GUEST POST from Arlen Meyers
Entrepreneurial universities and medical schools, as rare as they are, require intrapreneurial faculty i.e. faculty who are trying to act like entrepreneurs in their institutions. One way to recruit, develop and promote faculty intrapreneurs is to recognize their entrepreneurial inputs, processes, outputs and outcomes as part of the promotion and tenure process, which typically requires submitting a dossier to the promotion and tenure committee.
There is national and international recognition of the importance of innovation, technology transfer, and entrepreneurship for sustained economic revival. The Office of Budget and Management cites rising healthcare costs and the associate deficits to deal with it as a matter of national security.
With the decline of industrial research laboratories in the United States, research universities are being asked to play a central role in our knowledge-centered economy by the technology transfer of their discoveries, innovations, and inventions. In response to this challenge, innovation ecologies at and around universities are starting to change. However, the change has been slow and limited. Some researchers, myself included, believe this can be attributed partially to a lack of change in incentives for the central stakeholder, the faculty member. They have taken the position that universities should expand their criteria to treat patents, licensing, and commercialization activity by faculty as an important consideration for merit, tenure, and career advancement, along with publishing, teaching, and service.
Most dossiers require candidates for promotion and tenure to describe their activities in four areas: research, teaching, clinical care and service to the community. Most exclude entrepreneurship or do not give credit for entrepreneurial activities and that is a mistake, since innovation and entrepreneurship has become the fifth mission of academic medical centers. The new academic triple threat demonstrates leadership, innovation and entrepreneurship. However, there is a disconnect between how academic leadership is defined and recruiting, developing and promoting faculty with an entrepreneurial mindset.
The intrapreneurial dossier might include the following in areas of entrepreneurial research, practice, education and service:
Materials from Oneself
- Materials that show your entrepreneurial activity
- Statement of entrepreneurial responsibilities (course titles and numbers, enrollments, required or elective, graduate or undergraduate)
- A reflective statement describing personal entrepreneurial philosophy, strategies and objectives
- Representative entrepreneurship course syllabi detailing content and objectives, methods, readings and requirements
- Description of curricular and instructional innovations such as new course projects, materials, and class assignments and assessment of their effectiveness
- Steps taken to evaluate and improve one’s entrepreneurial outputs and impacts.
Materials from Others
- Materials from outside sources commenting on your development as an entrepreneur
- Statements from colleagues who have either observed the entrepreneur in action
- Student course or teaching evaluation data
- Distinguished entrepreneurship awards or other recognition of entrepreneurial abilities.

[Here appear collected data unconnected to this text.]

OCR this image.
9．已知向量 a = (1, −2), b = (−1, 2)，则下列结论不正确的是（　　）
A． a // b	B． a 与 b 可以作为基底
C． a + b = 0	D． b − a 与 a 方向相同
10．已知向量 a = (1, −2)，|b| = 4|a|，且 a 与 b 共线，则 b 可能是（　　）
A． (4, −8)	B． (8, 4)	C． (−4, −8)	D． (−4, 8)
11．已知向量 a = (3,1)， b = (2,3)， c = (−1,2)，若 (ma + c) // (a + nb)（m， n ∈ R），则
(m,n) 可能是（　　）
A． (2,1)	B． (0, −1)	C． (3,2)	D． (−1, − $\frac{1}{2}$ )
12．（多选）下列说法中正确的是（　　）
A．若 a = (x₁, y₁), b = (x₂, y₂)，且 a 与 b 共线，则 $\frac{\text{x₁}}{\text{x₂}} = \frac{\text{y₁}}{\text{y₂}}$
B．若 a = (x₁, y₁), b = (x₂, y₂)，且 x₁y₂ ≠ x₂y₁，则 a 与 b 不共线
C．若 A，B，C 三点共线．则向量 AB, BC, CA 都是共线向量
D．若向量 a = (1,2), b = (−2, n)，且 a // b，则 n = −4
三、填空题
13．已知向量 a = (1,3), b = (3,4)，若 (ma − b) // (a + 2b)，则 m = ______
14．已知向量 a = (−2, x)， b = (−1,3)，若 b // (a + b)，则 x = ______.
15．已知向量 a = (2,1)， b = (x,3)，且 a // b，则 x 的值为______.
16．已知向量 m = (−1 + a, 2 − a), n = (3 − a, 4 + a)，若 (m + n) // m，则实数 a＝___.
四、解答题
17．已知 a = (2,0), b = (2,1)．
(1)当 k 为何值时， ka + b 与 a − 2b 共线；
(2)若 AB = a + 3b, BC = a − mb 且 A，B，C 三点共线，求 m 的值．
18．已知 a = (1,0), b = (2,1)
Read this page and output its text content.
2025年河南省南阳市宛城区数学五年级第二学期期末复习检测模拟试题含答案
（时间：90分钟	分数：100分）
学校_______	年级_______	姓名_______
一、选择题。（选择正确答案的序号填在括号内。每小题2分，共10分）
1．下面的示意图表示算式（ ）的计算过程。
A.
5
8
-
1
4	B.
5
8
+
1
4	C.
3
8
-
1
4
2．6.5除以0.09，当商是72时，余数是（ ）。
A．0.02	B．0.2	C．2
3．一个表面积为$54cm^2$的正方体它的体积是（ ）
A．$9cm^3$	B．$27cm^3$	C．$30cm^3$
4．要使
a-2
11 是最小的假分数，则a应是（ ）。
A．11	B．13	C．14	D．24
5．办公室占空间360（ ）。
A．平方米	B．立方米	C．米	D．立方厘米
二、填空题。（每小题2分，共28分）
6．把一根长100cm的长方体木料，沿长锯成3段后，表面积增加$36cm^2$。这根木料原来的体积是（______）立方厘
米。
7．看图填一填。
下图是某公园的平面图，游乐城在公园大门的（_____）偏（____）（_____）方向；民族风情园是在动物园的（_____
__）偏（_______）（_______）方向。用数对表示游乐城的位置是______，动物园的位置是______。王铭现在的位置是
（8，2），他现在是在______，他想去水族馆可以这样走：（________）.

- Invitations to organize or present at a conferences, seminars or workshops
Products of Good Entrepreneurship
- Materials that demonstrate your effectiveness as an entrepreneur or innovation and entrepreneurship opinion leader
- Patents or evidence of other intellectual property
- Licensing agreements
- Spin out or startup metrics
- Economic development metrics
- Failures and how you applied lessons learned
Other Items that Might be Included
- Testimonials
- Community service and ecosytem activities and accomplishments
- A statement by the dept. chair assessing the contribution of faculty entrepreneurship and innovation to the department
Creating an academic entrepreneurship portfolio documents accomplishments, satisfies policy mandates and is a excellent tool for pacing personal development and entrepreneurial progress. Fundamentally, it should explain and document the value you have created for your institution by your entrepreneurial efforts.
On many academic medical center campuses, the emphasis and metrics revolve around publications and research grant numbers. However, the difference between discovery and value creation has little to do with money. Instead, it has to do with leadership, culture, strategy, alignment, coordination and execution.

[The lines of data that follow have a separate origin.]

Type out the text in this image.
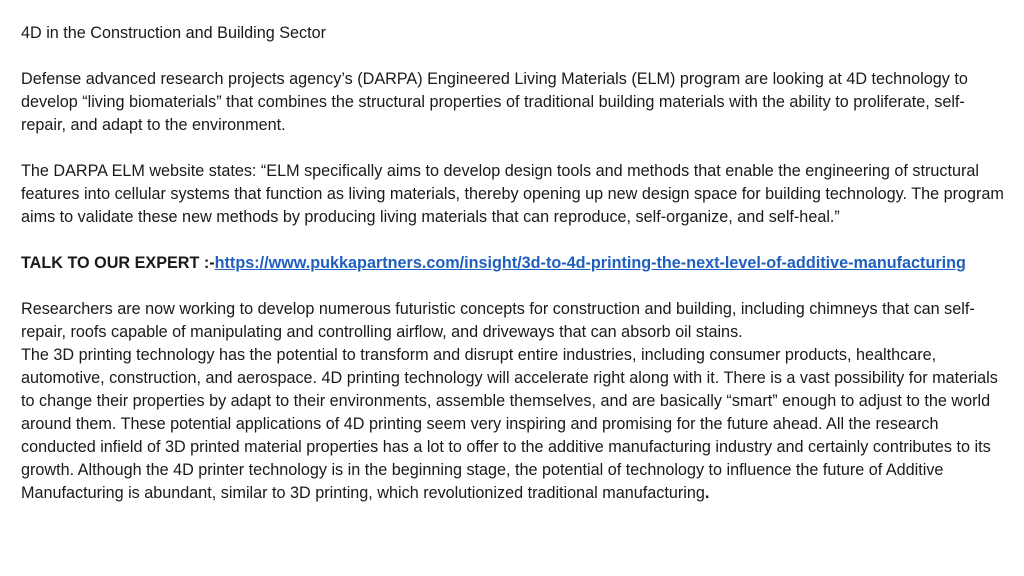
4D in the Construction and Building Sector

Defense advanced research projects agency’s (DARPA) Engineered Living Materials (ELM) program are looking at 4D technology to develop “living biomaterials” that combines the structural properties of traditional building materials with the ability to proliferate, self-repair, and adapt to the environment.

The DARPA ELM website states: “ELM specifically aims to develop design tools and methods that enable the engineering of structural features into cellular systems that function as living materials, thereby opening up new design space for building technology. The program aims to validate these new methods by producing living materials that can reproduce, self-organize, and self-heal.”

TALK TO OUR EXPERT :-https://www.pukkapartners.com/insight/3d-to-4d-printing-the-next-level-of-additive-manufacturing

Researchers are now working to develop numerous futuristic concepts for construction and building, including chimneys that can self-repair, roofs capable of manipulating and controlling airflow, and driveways that can absorb oil stains.

The 3D printing technology has the potential to transform and disrupt entire industries, including consumer products, healthcare, automotive, construction, and aerospace. 4D printing technology will accelerate right along with it. There is a vast possibility for materials to change their properties by adapt to their environments, assemble themselves, and are basically “smart” enough to adjust to the world around them. These potential applications of 4D printing seem very inspiring and promising for the future ahead. All the research conducted infield of 3D printed material properties has a lot to offer to the additive manufacturing industry and certainly contributes to its growth. Although the 4D printer technology is in the beginning stage, the potential of technology to influence the future of Additive Manufacturing is abundant, similar to 3D printing, which revolutionized traditional manufacturing.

Barrier to participation by academic faculty, particularly clinical faculty, in the scholarship of entrepreneurship are:
- They do not get promotion and tenure credit for doing it
- The main message is they need to generate clinical revenue or find a way to buy out their clinical time
- The other faculty in the department get resentful and see non-clinical activity as dumping more work on them
- They are seen as trouble makers and bad rebels
- Lack of institutional support, infrastructure and resources
- Rigid policies and procedures that are anti-entrepreneurial
- “entrepreneurship” is a dirty word. The scholarship of innovation goes down easier.

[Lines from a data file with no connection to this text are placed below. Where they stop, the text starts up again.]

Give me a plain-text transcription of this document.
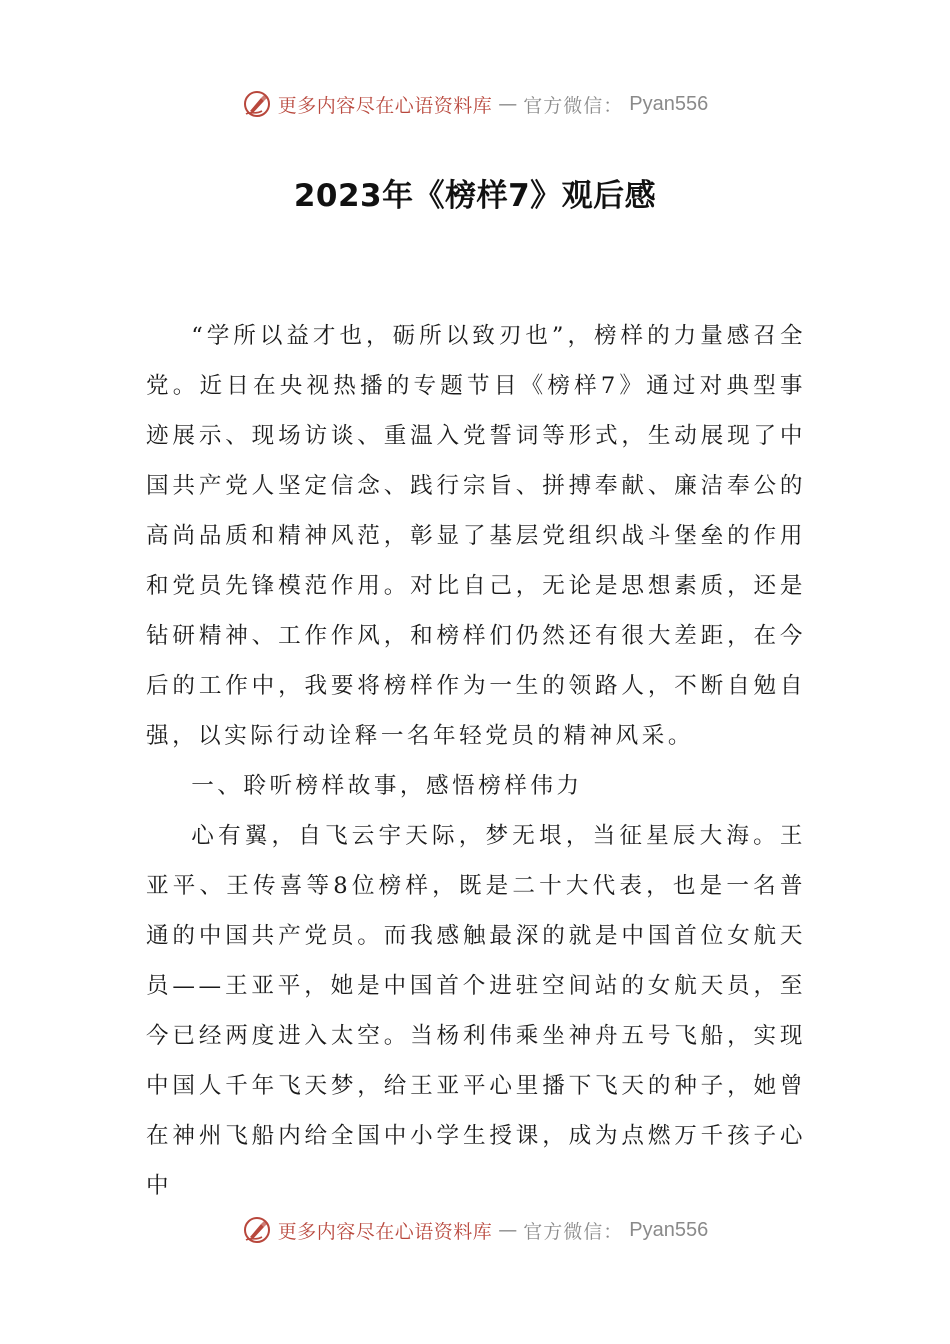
更多内容尽在心语资料库 — 官方微信： Pyan556
2023年《榜样7》观后感

“学所以益才也，砺所以致刃也”，榜样的力量感召全党。近日在央视热播的专题节目《榜样7》通过对典型事迹展示、现场访谈、重温入党誓词等形式，生动展现了中国共产党人坚定信念、践行宗旨、拼搏奉献、廉洁奉公的高尚品质和精神风范，彰显了基层党组织战斗堡垒的作用和党员先锋模范作用。对比自己，无论是思想素质，还是钻研精神、工作作风，和榜样们仍然还有很大差距，在今后的工作中，我要将榜样作为一生的领路人，不断自勉自强，以实际行动诠释一名年轻党员的精神风采。

一、聆听榜样故事，感悟榜样伟力

心有翼，自飞云宇天际，梦无垠，当征星辰大海。王亚平、王传喜等8位榜样，既是二十大代表，也是一名普通的中国共产党员。而我感触最深的就是中国首位女航天员——王亚平，她是中国首个进驻空间站的女航天员，至今已经两度进入太空。当杨利伟乘坐神舟五号飞船，实现中国人千年飞天梦，给王亚平心里播下飞天的种子，她曾在神州飞船内给全国中小学生授课，成为点燃万千孩子心中

更多内容尽在心语资料库 — 官方微信： Pyan556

- There is little or no alignment with department chairs
- Lack of strategic vision
- No one is leading innovators. Everyone seems to want to manage innovation
In addition, edupreneurs, i.e. those education intrapreneurs and entrepreneurs developing and deploying educational technologies, are critical if we are to change how we educate students and change an unsustainable education business model at all levels of education, but particularly for higher education and graduate and professional levels..
Maybe, some day, promotion and tenure committees will include your intrepreneurial accomplishments and actually give you some credit for achieving them.